In Hunstein v. Preferred Collection and Management Services, Inc., the Eleventh Circuit held that the transmission by a collector of a debtor’s personal information to its printer for the purpose of preparing a letter of recovery constitutes communication “in connection with collection of any debt ”within the meaning of 15 USC § 1692c (b) of the FDCPA. Section 1692c (b) generally prohibits communication with third parties “in connection with the collection of any debt” without the consumer’s prior consent, except in limited circumstances.

In reaching this conclusion, the Eleventh Circuit interpreted “as part of the recovery of any debtIn an extremely broad way, rejecting the need for communication to the third party to constitute itself the collection of debts. The Court treated the expression as being “invariably a vague and loose conjunctive”, and therefore simply “relating to”, to be “in reference to” or “to have a relation or association” with debt collection is sufficient.

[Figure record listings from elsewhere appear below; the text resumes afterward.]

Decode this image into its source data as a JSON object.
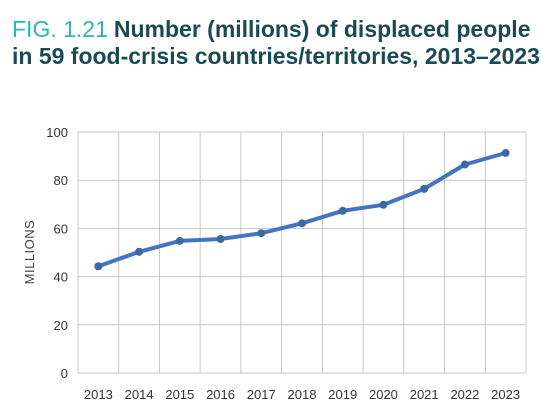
{
  "header": {
    "fig_label": "FIG. 1.21",
    "title": "Number (millions) of displaced people in 59 food-crisis countries/territories, 2013–2023"
  },
  "chart_data": {
    "type": "line",
    "title": "Number (millions) of displaced people in 59 food-crisis countries/territories, 2013–2023",
    "xlabel": "",
    "ylabel": "MILLIONS",
    "categories": [
      "2013",
      "2014",
      "2015",
      "2016",
      "2017",
      "2018",
      "2019",
      "2020",
      "2021",
      "2022",
      "2023"
    ],
    "series": [
      {
        "values": [
          44.3,
          50.3,
          54.8,
          55.6,
          58.0,
          62.1,
          67.3,
          69.8,
          76.4,
          86.5,
          91.3
        ]
      }
    ],
    "ylim": [
      0,
      100
    ],
    "yticks": [
      0,
      20,
      40,
      60,
      80,
      100
    ],
    "grid": true,
    "legend": "none",
    "line_color": "#4472c4",
    "marker_color": "#3b6aa3",
    "grid_color": "#c8c8c8"
  }
}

Significantly, this is not the only time this phrase appears in the FDCPA. There is a long line of cases interpreting the phrase “as part of the recovery of any debt”Closely in the context of §1692e claims relating to false, misleading or deceptive representations, generally requiring that the communication include a demand for payment. However, the Eleventh Circuit expressly rejected the application of this narrow interpretation to the claims of § 1692c (b), taking the unusual position that the sentence need not be interpreted consistently throughout the FDCPA. Fortunately, by expressly stating that different interpretations are appropriate and focusing on the specific context of §1692c (b), the Eleventh Circuit likely created a significant obstacle to any attempt to extend this ruling to other provisions of the FDCPA. , including those involving direct communication. to the debtor.

The extremely broad interpretation of this expression by the Court creates an immediate risk for companies that transfer consumer data to third parties, even in the performance of ministerial tasks such as creating and sending follow-up letters and phone calls.

The Court explains that the consequence of the detention can oblige the companies to obtain supplies “”many services“which would generally be outsourced, signaling that there is a wide range of third-party services that could be swept away by the ruling. In addition to the copy lawsuits related to the third-party submission, we expect the bar The complainant is also targeting other types of vendor services, testing the waters as to the extent to which they can stretch the Eleventh Circuit’s interpretation of what is “as part of the recovery of any debt. “

We are closely monitoring developments related to this issue, and early signs indicate that the collection agency will seek to in bench repetition.